While prior work was directed toward controlling the chemo-, regio-, and stereoselectivity in the reactions of organocuprates with 4,5-epoxy-2-enoates and 4-halo-5-acetoxy-2-hexenoates, we have now examined vinyl oxirane 1 in order to probe the generality of the method. Here regio- and diastereoselectivity proved more difficult to control, but optimal conditions were found that gave very good to excellent selectivities (eq. 2) for alkyl transferable ligands. The method generates vicinal stereogenic centers and an allyl silyl ether (i.e., 3) providing functionality for subsequent synthetic elaboration. Enantioenriched vinyl oxirane 1 is readily available via Sharpless asymmetric epoxidation providing an efficient synthetic route to enantioenriched synthons containing vicinal dialkyl substituted stereogenic centers.

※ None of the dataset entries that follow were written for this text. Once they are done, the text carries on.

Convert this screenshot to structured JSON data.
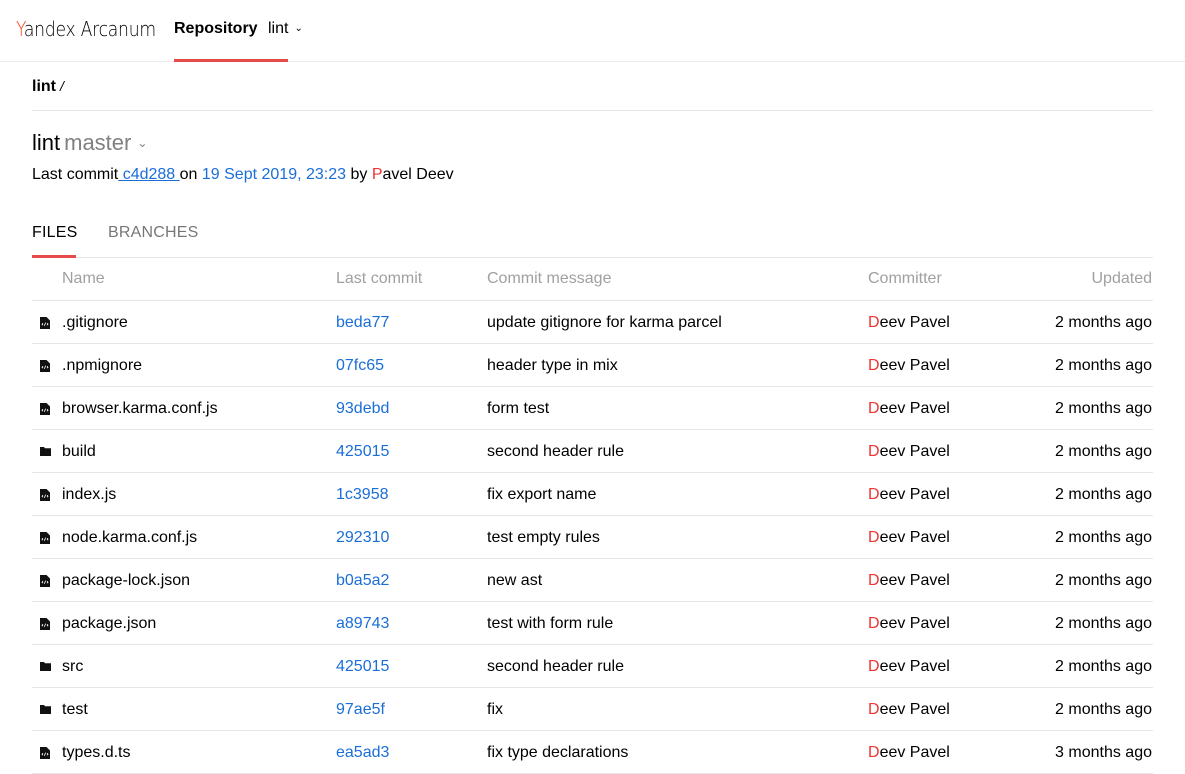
{
  "header": {
    "logo_yandex_first": "Y",
    "logo_yandex_rest": "andex",
    "logo_product": "Arcanum",
    "nav_label": "Repository",
    "repo_selector": "lint"
  },
  "breadcrumb": {
    "repo": "lint",
    "separator": "/"
  },
  "repo": {
    "name": "lint",
    "branch": "master"
  },
  "last_commit": {
    "prefix": "Last commit",
    "hash": " c4d288 ",
    "on": "on ",
    "date": "19 Sept 2019, 23:23",
    "by": " by ",
    "author_first": "P",
    "author_rest": "avel Deev"
  },
  "tabs": [
    {
      "label": "FILES",
      "active": true
    },
    {
      "label": "BRANCHES",
      "active": false
    }
  ],
  "table": {
    "headers": {
      "name": "Name",
      "last_commit": "Last commit",
      "message": "Commit message",
      "committer": "Committer",
      "updated": "Updated"
    },
    "rows": [
      {
        "type": "file",
        "icon": "file-icon",
        "name": ".gitignore",
        "commit": "beda77",
        "message": "update gitignore for karma parcel",
        "committer_first": "D",
        "committer_rest": "eev Pavel",
        "updated": "2 months ago"
      },
      {
        "type": "file",
        "icon": "file-icon",
        "name": ".npmignore",
        "commit": "07fc65",
        "message": "header type in mix",
        "committer_first": "D",
        "committer_rest": "eev Pavel",
        "updated": "2 months ago"
      },
      {
        "type": "file",
        "icon": "file-icon",
        "name": "browser.karma.conf.js",
        "commit": "93debd",
        "message": "form test",
        "committer_first": "D",
        "committer_rest": "eev Pavel",
        "updated": "2 months ago"
      },
      {
        "type": "folder",
        "icon": "folder-icon",
        "name": "build",
        "commit": "425015",
        "message": "second header rule",
        "committer_first": "D",
        "committer_rest": "eev Pavel",
        "updated": "2 months ago"
      },
      {
        "type": "file",
        "icon": "file-icon",
        "name": "index.js",
        "commit": "1c3958",
        "message": "fix export name",
        "committer_first": "D",
        "committer_rest": "eev Pavel",
        "updated": "2 months ago"
      },
      {
        "type": "file",
        "icon": "file-icon",
        "name": "node.karma.conf.js",
        "commit": "292310",
        "message": "test empty rules",
        "committer_first": "D",
        "committer_rest": "eev Pavel",
        "updated": "2 months ago"
      },
      {
        "type": "file",
        "icon": "file-icon",
        "name": "package-lock.json",
        "commit": "b0a5a2",
        "message": "new ast",
        "committer_first": "D",
        "committer_rest": "eev Pavel",
        "updated": "2 months ago"
      },
      {
        "type": "file",
        "icon": "file-icon",
        "name": "package.json",
        "commit": "a89743",
        "message": "test with form rule",
        "committer_first": "D",
        "committer_rest": "eev Pavel",
        "updated": "2 months ago"
      },
      {
        "type": "folder",
        "icon": "folder-icon",
        "name": "src",
        "commit": "425015",
        "message": "second header rule",
        "committer_first": "D",
        "committer_rest": "eev Pavel",
        "updated": "2 months ago"
      },
      {
        "type": "folder",
        "icon": "folder-icon",
        "name": "test",
        "commit": "97ae5f",
        "message": "fix",
        "committer_first": "D",
        "committer_rest": "eev Pavel",
        "updated": "2 months ago"
      },
      {
        "type": "file",
        "icon": "file-icon",
        "name": "types.d.ts",
        "commit": "ea5ad3",
        "message": "fix type declarations",
        "committer_first": "D",
        "committer_rest": "eev Pavel",
        "updated": "3 months ago"
      }
    ]
  },
  "colors": {
    "accent": "#e64a4a",
    "link": "#1a6ed8",
    "avatar_letter": "#e33",
    "muted": "#a0a0a0"
  }
}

We have also uncovered an interesting reaction of tri-organozincates, which regioselectively open the 4,5-epoxide of ethyl sorbate (4) in a regioselective SN2 fashion followed by a reduction of the carbon-carbon double bond to afford 5. While the reaction works well for Me, Et, and n-Bu ligands, complicated product distributions are obtained for aryl- and heteroarylzincates. The method provides for a rapid synthesis of trans 5,6-dialkyl substituted delta-lactones 6.

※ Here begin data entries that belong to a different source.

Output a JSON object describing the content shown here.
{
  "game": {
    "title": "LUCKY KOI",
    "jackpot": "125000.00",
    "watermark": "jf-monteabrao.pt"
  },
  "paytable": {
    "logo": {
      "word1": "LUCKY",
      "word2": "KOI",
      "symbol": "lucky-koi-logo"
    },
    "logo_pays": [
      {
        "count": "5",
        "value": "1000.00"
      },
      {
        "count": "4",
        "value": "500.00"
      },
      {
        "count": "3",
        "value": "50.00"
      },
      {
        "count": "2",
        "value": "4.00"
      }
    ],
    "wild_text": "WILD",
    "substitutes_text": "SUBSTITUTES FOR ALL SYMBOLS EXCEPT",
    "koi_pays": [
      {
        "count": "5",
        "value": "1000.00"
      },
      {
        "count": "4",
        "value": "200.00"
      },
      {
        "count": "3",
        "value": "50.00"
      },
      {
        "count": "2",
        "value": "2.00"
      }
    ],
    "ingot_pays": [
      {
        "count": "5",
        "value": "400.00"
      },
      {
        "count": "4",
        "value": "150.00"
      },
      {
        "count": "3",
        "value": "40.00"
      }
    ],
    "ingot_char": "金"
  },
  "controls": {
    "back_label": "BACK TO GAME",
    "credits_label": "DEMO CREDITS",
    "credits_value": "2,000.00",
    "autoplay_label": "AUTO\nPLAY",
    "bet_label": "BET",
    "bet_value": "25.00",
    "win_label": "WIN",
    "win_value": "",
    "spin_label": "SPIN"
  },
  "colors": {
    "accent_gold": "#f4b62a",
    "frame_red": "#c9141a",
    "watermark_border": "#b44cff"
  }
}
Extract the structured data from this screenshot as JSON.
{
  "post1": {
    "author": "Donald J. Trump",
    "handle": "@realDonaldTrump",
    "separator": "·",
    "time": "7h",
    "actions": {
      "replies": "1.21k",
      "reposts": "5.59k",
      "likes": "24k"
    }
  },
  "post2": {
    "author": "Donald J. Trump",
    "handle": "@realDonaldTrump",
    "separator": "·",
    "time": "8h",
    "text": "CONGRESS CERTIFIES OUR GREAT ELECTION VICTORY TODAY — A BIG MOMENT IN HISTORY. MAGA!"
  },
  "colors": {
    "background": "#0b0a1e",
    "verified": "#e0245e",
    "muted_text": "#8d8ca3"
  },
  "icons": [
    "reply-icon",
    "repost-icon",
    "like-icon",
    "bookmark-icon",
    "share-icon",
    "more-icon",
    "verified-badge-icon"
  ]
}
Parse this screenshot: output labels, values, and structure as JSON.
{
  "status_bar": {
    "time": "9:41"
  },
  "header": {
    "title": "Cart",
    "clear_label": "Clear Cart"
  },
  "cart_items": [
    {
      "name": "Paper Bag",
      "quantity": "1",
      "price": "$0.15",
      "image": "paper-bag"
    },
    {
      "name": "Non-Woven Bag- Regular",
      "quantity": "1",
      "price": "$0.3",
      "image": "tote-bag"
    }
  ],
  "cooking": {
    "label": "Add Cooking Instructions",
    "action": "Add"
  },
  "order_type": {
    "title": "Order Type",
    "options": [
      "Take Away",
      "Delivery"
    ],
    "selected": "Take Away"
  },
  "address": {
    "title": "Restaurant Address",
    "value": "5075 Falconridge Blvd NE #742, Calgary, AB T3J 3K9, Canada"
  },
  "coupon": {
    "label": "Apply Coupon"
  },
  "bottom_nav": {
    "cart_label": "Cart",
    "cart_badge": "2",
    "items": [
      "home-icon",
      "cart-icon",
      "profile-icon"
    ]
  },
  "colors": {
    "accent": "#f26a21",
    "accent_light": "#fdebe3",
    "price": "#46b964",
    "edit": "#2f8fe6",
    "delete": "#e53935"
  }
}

Support for this project has enabled us to develop methods for tandem and sequential organocopper mediated bis-allylic substitution reactions for generating contiguous stereogenic centers in a stereocontrolled fashion, and for developing copper catalyzed conjugate addition reactions to 4-pyridones and 2-pyrones not previously observed. The funding was essential for us to maintain an active program in synthetic methodology development. This support by ACS-PRF has enabled one student to complete his Ph.D. work and another to make substantial progress toward a degree.